Aged 16, she requested that she be allowed to undergo transition treatment, but was denied permission: in her words, "I felt hopeless, that I was just going to look like a man in drag for the rest of my life. Īlcorn's mother sent her to Christian conversion therapists, but Alcorn later related that there she only encountered "more Christians" telling her that she was "selfish and wrong" and "should look to God for help". She stated that this made her hate herself, and that she developed a form of depression. According to her note, she immediately informed her mother, who reacted "extremely negatively" by claiming that it was only a phase and that God had made her a male, so she could never be a woman. She rejected the name she was given by her parents, and signed her suicide note "(Leelah) Josh Alcorn". According to her suicide note, Alcorn had felt "like a girl trapped in a boy's body" since she was four, and came to identify as a transgender girl from the age of 14, when she became aware of the term. As of 2014, the family lived in Kings Mills. She described herself as one of several children being raised in a conservative Christian environment she and her family attended the Northeast Church of Christ in Cincinnati, and she had been featured in a profile of that church published in a 2011 article in The Christian Chronicle. Leelah Alcorn was born in Kings Mills, Ohio, on November 15, 1997. That won't do anything but make them hate them self. Even if you are Christian or are against transgender people don't ever say that to someone, especially your kid. If you are reading this, parents, please don't tell this to your kids. I immediately told my mom, and she reacted extremely negatively, telling me that it was a phase, that I would never truly be a girl, that God doesn't make mistakes, that I am wrong. After 10 years of confusion I finally understood who I was. "When I was 14, I learned what transgender meant and cried of happiness. They defended their refusal to accept Alcorn's identity and their use of conversion therapy by reference to their Christian beliefs.
Alcorn's parents were severely criticized for misgendering and deadnaming her in comments to the media, while LGBT rights activist Dan Savage held them responsible for their child's death, and social media users harassed them online. Within a year, the city of Cincinnati criminalized conversion therapy. Petitions were formed calling for the establishment of "Leelah's Law", a ban on conversion therapy in the United States, which received a supportive response from then-president Barack Obama. LGBT rights activists called attention to the incident as evidence of the problems faced by transgender youth, while vigils were held in her memory in the United States and United Kingdom. In her suicide note, Alcorn cited loneliness and alienation as key reasons for her decision to end her life and blamed her parents for causing these feelings.Īlcorn used Tumblr's timer feature to publish her suicide note online several hours after her death, and it soon attracted international attention across mainstream and social media. After she revealed her attraction toward males to her classmates, her parents removed her from school and revoked her access to social media.
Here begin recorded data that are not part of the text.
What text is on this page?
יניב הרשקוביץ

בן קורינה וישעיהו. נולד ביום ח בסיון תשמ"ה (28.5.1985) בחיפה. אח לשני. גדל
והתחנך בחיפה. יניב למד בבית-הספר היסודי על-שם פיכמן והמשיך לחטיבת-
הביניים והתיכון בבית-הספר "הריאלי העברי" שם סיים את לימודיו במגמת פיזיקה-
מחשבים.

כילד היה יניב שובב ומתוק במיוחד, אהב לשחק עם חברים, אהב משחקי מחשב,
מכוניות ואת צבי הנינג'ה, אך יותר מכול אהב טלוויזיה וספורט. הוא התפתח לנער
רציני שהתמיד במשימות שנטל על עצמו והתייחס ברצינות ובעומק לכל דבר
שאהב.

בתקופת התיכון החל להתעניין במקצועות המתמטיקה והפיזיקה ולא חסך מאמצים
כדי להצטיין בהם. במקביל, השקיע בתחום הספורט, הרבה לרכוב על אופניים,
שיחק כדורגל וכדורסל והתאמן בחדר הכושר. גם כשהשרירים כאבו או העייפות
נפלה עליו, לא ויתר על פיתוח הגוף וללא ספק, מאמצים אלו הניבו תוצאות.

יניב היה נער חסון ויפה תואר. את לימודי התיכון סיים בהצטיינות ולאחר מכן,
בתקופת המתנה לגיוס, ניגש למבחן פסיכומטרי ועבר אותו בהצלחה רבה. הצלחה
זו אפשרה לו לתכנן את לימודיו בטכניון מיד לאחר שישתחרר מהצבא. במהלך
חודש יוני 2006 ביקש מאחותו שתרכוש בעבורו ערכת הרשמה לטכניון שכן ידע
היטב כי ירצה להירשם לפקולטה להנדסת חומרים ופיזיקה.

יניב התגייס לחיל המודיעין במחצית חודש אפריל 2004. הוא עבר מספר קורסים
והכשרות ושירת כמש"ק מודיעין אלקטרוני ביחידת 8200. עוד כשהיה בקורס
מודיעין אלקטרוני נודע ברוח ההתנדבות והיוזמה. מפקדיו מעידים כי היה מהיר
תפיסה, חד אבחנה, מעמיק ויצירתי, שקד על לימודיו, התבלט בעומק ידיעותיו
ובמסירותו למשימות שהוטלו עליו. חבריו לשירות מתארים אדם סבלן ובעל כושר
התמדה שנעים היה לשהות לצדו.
When she was 16, they denied her request to undergo transition treatment, instead sending her to Christian-based conversion therapy with the intention of convincing her to reject her gender identity and accept her gender as assigned at birth.
At age 14, she came out as transgender to her parents, Carla and Doug Alcorn, who refused to accept her female gender identity. X cute male reader.Leelah Alcorn (November 15, 1997 – December 28, 2014) was an American transgender girl whose suicide attracted international attention she had posted a suicide note to her Tumblr blog about societal standards affecting transgender people and expressing the hope that her death would create a dialogue about discrimination, abuse, and lack of support for transgender people.īorn and raised in Kings Mills, Ohio, Alcorn was assigned male at birth and grew up in a family affiliated with the Churches of Christ movement.